Employers may only use the old form through December 31, 2005.
NEW USERRA
POSTER NOW REQUIRED FOR EMPLOYERS
With approximately 480,000 National Guard and Armed Forces
Reserves mobilized since Sept. 11, 2001—and many of those returning from duty with illnesses
or disabilities—employers are facing an array of challenges under the Uniformed
Services Employment and Reemployment Rights Act ("USERRA").
USERRA applies to employers of any size and prohibits discrimination
against persons
who are members of (or applicants to) the uniformed services. USERRA
also protects the rights of members of the uniformed services to reclaim
their
employment
after being absent due to military service or training.
The Veterans Benefits Improvement Act, passed by Congress in December 2004, requires
employers to provide notice of these rights to all persons entitled to such benefits.

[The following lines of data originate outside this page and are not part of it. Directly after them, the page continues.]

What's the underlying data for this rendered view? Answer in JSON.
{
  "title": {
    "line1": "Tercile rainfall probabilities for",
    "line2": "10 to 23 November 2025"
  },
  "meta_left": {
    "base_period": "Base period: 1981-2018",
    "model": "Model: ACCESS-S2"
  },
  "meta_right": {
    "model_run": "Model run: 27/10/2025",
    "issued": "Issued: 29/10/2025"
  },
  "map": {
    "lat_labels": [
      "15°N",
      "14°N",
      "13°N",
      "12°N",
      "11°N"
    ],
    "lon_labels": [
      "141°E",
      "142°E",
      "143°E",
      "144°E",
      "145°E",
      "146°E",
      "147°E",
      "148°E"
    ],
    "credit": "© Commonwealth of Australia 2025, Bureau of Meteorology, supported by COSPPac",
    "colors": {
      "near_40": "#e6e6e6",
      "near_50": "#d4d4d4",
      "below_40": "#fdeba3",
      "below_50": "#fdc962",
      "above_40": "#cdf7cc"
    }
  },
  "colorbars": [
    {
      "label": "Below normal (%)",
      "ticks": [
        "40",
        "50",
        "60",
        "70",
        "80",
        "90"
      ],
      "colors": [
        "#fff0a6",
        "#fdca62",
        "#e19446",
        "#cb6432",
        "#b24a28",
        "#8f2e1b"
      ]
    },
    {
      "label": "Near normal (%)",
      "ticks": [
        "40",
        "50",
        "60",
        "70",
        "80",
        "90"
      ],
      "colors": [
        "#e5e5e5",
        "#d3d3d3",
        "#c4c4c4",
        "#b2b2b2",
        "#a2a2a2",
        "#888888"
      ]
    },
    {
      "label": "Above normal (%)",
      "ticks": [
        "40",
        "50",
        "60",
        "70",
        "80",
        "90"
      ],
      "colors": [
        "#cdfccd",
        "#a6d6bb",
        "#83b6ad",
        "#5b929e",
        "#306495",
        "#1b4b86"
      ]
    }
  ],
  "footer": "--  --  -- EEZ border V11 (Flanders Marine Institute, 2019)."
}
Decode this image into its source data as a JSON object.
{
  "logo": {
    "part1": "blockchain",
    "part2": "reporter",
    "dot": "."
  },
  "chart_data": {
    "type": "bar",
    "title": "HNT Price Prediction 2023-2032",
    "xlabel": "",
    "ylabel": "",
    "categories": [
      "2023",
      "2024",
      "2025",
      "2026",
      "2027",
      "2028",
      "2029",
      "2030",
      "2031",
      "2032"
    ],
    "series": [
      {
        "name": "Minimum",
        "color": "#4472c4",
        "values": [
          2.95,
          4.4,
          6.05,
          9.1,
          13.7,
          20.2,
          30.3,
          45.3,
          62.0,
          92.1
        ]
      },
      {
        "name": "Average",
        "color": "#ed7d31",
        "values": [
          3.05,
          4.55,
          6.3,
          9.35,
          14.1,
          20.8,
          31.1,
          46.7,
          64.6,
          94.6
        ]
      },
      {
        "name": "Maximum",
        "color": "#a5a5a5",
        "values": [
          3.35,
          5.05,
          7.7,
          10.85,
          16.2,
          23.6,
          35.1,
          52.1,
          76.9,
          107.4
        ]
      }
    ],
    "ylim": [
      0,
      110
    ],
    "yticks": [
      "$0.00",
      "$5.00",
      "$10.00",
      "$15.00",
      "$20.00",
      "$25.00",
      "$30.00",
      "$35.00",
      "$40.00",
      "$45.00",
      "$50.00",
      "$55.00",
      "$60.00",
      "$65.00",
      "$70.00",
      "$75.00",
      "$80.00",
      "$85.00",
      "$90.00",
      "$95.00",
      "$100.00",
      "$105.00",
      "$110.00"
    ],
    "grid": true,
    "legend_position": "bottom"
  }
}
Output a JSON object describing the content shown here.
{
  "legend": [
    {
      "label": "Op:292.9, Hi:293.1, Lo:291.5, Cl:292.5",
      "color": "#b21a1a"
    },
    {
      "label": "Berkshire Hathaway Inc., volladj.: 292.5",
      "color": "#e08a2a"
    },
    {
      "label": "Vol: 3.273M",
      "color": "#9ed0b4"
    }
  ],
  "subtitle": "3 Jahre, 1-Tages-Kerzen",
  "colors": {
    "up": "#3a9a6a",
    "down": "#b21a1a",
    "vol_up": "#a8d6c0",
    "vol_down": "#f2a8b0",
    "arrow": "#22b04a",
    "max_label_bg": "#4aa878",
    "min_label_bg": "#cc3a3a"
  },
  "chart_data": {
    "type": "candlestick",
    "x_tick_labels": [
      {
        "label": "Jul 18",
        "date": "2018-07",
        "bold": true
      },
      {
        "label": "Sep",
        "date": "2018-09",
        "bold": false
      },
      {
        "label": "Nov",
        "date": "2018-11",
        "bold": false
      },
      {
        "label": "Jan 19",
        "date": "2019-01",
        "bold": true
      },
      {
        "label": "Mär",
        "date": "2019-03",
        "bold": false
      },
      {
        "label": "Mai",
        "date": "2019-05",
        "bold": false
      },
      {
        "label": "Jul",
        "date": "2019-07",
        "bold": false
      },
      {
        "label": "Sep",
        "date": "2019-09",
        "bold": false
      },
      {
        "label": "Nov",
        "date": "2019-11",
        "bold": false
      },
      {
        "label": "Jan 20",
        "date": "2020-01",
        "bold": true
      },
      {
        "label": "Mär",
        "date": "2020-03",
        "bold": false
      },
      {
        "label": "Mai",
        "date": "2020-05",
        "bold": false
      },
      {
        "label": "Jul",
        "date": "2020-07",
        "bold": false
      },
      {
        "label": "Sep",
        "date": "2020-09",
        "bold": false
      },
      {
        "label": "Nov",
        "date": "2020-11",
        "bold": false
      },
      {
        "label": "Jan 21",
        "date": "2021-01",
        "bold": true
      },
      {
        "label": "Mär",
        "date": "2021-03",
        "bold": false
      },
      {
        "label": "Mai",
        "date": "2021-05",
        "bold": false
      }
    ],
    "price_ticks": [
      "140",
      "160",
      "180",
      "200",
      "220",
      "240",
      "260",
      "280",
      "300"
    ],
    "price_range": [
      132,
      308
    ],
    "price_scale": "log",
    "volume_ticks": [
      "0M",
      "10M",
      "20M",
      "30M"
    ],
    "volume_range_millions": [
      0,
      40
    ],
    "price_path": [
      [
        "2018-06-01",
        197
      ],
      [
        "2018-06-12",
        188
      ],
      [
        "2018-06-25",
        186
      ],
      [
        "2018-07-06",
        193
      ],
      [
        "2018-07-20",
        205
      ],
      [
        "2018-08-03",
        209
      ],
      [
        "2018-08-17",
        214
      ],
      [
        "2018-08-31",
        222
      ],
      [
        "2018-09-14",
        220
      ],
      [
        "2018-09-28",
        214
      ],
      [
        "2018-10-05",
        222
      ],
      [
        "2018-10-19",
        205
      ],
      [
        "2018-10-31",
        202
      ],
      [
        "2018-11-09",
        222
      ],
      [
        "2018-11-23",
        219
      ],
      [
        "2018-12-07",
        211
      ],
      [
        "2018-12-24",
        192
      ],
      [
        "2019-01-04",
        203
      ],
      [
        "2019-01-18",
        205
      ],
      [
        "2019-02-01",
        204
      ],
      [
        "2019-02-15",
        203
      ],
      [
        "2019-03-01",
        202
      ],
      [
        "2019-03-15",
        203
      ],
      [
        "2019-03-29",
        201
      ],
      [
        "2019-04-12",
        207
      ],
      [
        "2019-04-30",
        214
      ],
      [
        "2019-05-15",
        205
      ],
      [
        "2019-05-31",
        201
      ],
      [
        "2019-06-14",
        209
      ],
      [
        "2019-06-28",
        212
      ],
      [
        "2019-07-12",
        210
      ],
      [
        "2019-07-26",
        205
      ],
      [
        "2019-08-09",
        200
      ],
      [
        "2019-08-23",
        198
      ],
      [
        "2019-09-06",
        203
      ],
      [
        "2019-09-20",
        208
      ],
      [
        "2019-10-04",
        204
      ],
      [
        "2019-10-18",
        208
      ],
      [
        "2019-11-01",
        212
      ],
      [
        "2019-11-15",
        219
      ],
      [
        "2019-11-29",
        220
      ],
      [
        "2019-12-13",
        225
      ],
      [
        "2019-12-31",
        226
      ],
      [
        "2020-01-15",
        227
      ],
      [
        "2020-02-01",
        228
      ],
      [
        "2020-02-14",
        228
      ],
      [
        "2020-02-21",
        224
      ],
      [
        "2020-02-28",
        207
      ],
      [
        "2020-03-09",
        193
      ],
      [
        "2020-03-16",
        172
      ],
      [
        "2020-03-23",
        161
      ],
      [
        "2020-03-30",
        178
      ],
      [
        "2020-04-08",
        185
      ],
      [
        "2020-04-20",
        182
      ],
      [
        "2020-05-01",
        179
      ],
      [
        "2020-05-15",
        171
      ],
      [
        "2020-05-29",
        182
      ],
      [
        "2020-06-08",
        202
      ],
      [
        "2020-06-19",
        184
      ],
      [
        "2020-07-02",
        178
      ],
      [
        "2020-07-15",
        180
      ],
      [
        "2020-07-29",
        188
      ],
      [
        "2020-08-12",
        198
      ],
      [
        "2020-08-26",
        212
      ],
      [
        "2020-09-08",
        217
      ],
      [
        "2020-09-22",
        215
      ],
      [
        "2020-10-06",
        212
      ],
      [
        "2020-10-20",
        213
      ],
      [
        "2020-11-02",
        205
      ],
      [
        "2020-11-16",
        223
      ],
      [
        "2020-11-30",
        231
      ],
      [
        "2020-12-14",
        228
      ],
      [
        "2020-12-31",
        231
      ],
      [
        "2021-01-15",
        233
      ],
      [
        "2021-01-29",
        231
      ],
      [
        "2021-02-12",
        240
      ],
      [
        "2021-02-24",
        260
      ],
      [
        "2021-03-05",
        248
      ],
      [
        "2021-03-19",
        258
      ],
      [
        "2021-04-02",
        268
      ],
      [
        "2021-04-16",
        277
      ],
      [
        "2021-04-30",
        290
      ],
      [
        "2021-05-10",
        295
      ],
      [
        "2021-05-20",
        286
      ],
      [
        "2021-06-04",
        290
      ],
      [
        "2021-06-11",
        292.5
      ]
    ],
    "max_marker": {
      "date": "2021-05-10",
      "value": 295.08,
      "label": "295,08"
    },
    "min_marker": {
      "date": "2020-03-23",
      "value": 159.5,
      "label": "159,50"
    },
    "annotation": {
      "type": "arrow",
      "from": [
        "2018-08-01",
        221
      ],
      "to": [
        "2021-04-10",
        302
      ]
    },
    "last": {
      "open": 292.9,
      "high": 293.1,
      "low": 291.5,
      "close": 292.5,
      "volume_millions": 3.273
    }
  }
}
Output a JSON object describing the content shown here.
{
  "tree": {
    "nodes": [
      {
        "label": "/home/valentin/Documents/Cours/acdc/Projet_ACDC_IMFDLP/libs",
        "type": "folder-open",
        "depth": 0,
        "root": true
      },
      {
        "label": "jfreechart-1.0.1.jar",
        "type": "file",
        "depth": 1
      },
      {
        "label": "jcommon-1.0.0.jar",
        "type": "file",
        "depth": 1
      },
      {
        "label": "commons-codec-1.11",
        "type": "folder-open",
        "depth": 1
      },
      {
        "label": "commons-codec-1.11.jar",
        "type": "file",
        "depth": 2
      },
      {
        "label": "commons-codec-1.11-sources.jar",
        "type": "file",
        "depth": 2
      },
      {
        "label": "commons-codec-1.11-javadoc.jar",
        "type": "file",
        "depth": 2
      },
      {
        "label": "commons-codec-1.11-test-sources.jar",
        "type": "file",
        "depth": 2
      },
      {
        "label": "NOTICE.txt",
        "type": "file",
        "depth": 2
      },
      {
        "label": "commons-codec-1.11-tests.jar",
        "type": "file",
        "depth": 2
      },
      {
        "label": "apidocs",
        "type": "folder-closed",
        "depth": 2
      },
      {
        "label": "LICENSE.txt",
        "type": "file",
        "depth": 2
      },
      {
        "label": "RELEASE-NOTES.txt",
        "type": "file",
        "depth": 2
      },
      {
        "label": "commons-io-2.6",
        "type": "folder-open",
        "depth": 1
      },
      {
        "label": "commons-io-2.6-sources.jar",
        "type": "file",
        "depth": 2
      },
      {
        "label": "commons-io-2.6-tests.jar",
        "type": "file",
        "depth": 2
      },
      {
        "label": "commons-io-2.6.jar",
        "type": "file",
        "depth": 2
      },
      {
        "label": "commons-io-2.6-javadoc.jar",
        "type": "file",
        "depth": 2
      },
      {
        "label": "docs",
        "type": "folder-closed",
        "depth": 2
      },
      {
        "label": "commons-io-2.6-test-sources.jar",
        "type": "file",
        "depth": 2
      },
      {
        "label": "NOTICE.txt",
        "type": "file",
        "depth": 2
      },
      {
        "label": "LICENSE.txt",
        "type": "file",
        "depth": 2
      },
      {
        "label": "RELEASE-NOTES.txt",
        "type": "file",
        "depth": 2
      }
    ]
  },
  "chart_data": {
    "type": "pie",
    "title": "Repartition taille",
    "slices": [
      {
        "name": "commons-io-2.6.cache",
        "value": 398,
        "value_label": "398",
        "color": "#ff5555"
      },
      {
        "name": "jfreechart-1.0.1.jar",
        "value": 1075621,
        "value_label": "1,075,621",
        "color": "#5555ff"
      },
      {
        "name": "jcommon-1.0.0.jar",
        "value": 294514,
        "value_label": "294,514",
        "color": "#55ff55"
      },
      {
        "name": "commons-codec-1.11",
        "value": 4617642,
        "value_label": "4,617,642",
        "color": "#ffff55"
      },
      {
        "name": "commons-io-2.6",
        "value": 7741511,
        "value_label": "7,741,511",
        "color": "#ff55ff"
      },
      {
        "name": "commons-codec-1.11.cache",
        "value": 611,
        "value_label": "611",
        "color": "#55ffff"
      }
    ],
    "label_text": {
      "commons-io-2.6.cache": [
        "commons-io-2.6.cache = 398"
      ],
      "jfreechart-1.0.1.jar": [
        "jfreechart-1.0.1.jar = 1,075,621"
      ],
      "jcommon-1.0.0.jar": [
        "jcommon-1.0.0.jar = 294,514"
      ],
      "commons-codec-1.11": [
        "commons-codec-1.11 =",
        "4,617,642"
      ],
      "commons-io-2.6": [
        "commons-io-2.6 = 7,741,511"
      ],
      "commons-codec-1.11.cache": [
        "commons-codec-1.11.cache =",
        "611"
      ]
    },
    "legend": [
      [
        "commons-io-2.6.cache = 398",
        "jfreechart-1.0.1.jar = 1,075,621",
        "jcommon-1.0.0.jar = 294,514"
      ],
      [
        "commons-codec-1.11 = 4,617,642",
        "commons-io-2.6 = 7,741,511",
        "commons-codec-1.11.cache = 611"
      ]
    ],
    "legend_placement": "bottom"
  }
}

The official USERRA notice is now available for downloading at http://www.dol.gov/vets/programs/userra/poster.pdf. Employers should ensure that they are displaying a copy of the notice in a prominent
place frequented by employees. (There is also a Spanish translation available
from the Department of Labor.)
This is just one of many posters mandated under federal and state employment law. Employers should review these postings on a regular basis.